Şehir kalabalığının tam ortasında sahil kasabası tadında geçen bir yılın ardından söyleyecek,anlatacak anlar biriktirdim.Metrekarelere anlam yükleyen biri olarak yaşadığımı göz önünde bulundurursak hayli doldu bu şehir,anılarımca.Bir eşyaya,bir mekana,sahildeki her hangi bir banka kaç yaşam kokulu zihin nice anlamlar yükledi,kim bilir?Hep merak etmişimdir anlam yüklediğim her neyse başkalarınca ne ifade ediyor diye.Sona yaklaştıkça insan bir tuhaf oluyor.Bu hem bu yılın sonu,hem 4 yıllık dönemin sonuna yaklaşmış olma hissi.Hani en sevdiğiniz yemeği yerken hiç bitmesin istersiniz sonlara doğru yavaş yersiniz ya tadını daha iyi almak için;işte öyle.Somut sonları gördüğümüz zaman değişiyoruz.Tartıştıklarımıza daha ılımlı bakıyor,sevdiklerimize daha bi' sıkı sarılıyoruz.Tıpkı ölümü unuttuğumuz günlerde yapmadığımız gibi.''Zaten son günler''li cümlelerin sonu tahammül kelimeleriyle bitiyor.Hayatımıza birileri giriyor,görevini tamamlıyor ve gidiyor.Dönüşümlü tabii hem misafir hem ev sahibi hesabı.Deniz olan şehirde yaşamaya alışınca kuru geliyor denizsiz şehir,yönsüz geliyor hepsinden önce.Hava bi açar bi kapanır.Güneşlenirken pılını pırtını toplayıp yağmurdan kaçarsın ya;bu şehrin sözlük anlamı tam olarak bu.Huzuru koklayabilmek fiilini en iyi hissettiğim diyar.Doğaya dokunmanın tadına varabildiğim,kalabalıklardan uzaklaşmak için iki adımın yettiği,istediğim an kalabalığın dibimde bittiği şehir.Sözün bittiği yer.Şimdi şehirlerden kurak.

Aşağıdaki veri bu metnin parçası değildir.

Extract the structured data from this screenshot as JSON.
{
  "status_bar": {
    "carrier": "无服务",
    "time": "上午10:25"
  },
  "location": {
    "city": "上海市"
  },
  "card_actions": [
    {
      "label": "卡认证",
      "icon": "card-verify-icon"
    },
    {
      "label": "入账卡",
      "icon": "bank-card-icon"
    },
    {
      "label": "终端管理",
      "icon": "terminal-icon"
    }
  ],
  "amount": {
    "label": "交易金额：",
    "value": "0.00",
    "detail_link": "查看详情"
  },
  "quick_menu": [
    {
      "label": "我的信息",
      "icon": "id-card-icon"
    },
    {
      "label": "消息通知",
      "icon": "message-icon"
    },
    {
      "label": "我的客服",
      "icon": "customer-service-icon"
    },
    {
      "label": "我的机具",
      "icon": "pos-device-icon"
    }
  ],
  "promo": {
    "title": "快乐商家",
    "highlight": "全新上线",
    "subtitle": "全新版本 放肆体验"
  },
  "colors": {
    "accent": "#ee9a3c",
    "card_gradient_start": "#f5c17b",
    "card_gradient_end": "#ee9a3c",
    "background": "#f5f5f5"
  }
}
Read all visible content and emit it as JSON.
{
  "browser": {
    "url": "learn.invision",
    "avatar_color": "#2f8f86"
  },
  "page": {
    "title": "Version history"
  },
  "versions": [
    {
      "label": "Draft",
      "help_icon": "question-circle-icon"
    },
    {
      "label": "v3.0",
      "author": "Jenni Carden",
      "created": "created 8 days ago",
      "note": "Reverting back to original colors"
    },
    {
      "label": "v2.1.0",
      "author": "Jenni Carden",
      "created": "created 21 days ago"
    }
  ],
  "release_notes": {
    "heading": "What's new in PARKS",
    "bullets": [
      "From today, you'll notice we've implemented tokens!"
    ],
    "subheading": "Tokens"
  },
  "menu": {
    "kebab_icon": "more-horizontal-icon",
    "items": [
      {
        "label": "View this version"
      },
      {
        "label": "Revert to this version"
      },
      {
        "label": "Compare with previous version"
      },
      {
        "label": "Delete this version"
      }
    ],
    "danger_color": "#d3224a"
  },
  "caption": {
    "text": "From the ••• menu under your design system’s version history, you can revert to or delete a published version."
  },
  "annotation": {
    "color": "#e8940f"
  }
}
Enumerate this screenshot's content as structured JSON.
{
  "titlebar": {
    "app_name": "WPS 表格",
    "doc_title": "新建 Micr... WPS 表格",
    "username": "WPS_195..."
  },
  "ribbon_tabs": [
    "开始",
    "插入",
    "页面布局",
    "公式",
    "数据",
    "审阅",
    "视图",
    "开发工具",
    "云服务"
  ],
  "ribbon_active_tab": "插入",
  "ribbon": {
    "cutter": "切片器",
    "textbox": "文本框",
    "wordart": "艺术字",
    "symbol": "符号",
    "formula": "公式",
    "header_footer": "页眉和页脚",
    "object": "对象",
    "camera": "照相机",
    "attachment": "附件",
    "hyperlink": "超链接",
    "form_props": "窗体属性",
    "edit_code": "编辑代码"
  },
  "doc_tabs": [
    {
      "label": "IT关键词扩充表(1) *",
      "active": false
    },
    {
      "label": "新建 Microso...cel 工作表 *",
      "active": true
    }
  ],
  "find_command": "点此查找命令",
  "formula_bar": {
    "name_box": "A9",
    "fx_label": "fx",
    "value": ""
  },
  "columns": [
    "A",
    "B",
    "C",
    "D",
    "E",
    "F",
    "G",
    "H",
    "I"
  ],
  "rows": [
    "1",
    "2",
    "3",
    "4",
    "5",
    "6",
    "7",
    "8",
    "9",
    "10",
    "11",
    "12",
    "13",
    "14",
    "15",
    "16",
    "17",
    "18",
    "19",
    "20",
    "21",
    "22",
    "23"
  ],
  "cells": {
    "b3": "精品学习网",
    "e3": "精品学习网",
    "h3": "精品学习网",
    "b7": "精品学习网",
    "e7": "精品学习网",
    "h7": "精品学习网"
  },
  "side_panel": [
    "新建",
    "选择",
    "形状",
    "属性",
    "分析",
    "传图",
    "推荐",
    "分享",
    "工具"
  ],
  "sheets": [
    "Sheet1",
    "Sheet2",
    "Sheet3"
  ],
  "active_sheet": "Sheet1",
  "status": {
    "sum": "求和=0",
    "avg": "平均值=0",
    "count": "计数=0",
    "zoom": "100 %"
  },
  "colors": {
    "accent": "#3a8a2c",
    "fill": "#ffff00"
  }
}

Bu yazıya sıcak duygularla başladım,hani o sahildeki bank var ya;yazının başında yüklediğim anlamla şimdiki anlamı farklı.Karadeniz bir derece katil artık.Değişir hayat.Hem de çok çabuk,bir nefeste.

8 Haziran 2013 Cumartesi

Genetiği Değiştirilmiş Gülümsemeler


Ben bu yazarın kahramanıyım.İsimsiz,cinsiyetsiz kahramanı.O susuyor,ben konuşuyorum.Ben susuyorum o başlıyor.'Susarken konuşmaca' oynuyoruz yani.Sorgular oldum her şeyi,herkesi neden?'leri.Sustuklarım mı büyür içimde sustukça mı büyütür hayat;bilmiyorum.Yazara ne zaman anlatmak istesem vazgeçtim sorgulamaktan diyor.Serzenişle başını şöyle bi' sallıyor:'boş ver'.Veremiyorum işte.Veremedim.Neden burada olduğumu bilmeliyim,neden güldüğümü bilmeliyim.Neden bin bir dertle uğraşanlar dururken,küçük,küsküçük şeylerden mutluluk yakalayamayanları neden anlamaya çalışmayayım ki?Yazar vazgeçmiş,boş vermiş.Ben ne vazgeçebildim,ne boşverebildim.Ben hep kendime kalabildim.Ne bir adım öte ne geri.'Uçurum kenarı' bedenimin gardiyanı oldum,refakatçi oldum,nihayet kendimi taburcu ettim.Kanserli duygular yaşadım.Katıksız değildi dostluklar,yüze gülmeler.Gdo'luydu duyguları.Duygular da gdo'lu artık.Organik sandığım her bir dokunuş,kalbimde açtığım kapıların dişi kırılmaya yüz tutmuş anahtarları gibi.Kanserliydi duygularım.Var mıydı ötesi.Eskilerin deyimiyle sözcüklerime kıran girmişti.Susuyordum bu yüzden.Sessizliği konuşmamak sananlardı duygularıma kanseri bulaştıranlar.Yazar bana 'duygularına kulak ver ve onları koru' derdi hep.Anladım,pek geç oldu.İnsanın anlaması için yaşaması gerekmiş.Kanserse, son dakika golü.Duygularım uzatmalara oynuyor.Yapmak istedikleri ne vardıysa yaptırıyorum.Çünkü sadece gdo'lu gülümseyenlere kanser duygularım.Son şans onlar için,bilmiyorlar.Öyle ki yine bana ait duygular var,kanserden uzak.Tertemiz,ak ve pak.Kıran geliyor yine.Sustuklarımla büyütüyorum kendimi ya da her neydiyse işte.Kaybediş mi,kazanış mı bilmiyorum.Bilmeyişle geldim,susarak gidiyorum.Ben böyle yazarla konuşmalarımı 'yazarım buraya.Ben sessiz,isimsiz,cinsiyetsiz kahraman.Kanserli duygularından arınmaya çalışan.